Una "economía planificada" destruye al gobierno porque cuando los hombres usan la fuerza en un intento de controlar las energías productivas, no tienen medios para conocer los costos reales, y estos costos aumentan automáticamente a un ritmo cada vez mayor hasta que la gente ya no puede pagarlos.
(A "planned economy" destroys Government because when men use force in an attempt to control productive energies, they have no means of knowing real costs, and these costs automatically increase at an increasing rate until the people can no longer pay them.)

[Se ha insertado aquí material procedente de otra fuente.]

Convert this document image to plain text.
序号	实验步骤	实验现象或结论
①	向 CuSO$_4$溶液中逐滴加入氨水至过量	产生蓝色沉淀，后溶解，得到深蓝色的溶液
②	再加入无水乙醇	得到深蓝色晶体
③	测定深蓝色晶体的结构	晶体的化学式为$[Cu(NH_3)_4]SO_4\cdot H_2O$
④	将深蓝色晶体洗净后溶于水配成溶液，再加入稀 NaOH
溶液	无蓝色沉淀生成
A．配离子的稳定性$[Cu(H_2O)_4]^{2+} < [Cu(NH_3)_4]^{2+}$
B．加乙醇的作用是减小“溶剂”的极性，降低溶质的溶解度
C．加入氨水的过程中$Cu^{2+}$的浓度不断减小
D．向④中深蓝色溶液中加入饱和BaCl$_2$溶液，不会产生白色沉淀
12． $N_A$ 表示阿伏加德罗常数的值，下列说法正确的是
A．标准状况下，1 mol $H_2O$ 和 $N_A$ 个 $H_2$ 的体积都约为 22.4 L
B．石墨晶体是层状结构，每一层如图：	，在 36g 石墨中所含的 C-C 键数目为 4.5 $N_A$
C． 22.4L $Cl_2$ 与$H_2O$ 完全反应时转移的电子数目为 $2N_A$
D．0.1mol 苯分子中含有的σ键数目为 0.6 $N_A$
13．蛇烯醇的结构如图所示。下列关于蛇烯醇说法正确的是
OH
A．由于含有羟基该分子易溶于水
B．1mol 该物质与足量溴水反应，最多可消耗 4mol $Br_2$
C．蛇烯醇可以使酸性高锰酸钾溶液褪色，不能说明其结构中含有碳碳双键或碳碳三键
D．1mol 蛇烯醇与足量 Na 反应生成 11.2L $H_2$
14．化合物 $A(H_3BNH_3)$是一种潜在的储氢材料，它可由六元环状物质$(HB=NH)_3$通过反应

En su libro "El descubrimiento de la libertad", Rose Wilder Lane critica el concepto de "economía planificada", argumentando que la autoridad gubernamental disminuye cuando se utiliza la fuerza para gestionar las actividades productivas. Ella enfatiza que cuando los gobiernos intentan controlar las fuerzas económicas, no pueden evaluar con precisión los verdaderos costos de sus intervenciones.
Como resultado, estos costos aumentan rápida y desproporcionadamente y, en última instancia, se vuelven insostenibles para la población. Lane sugiere que este enfoque socava no sólo la estabilidad económica sino también los cimientos del propio gobierno, lo que lleva a un ciclo de ineficiencia y dificultades para los individuos.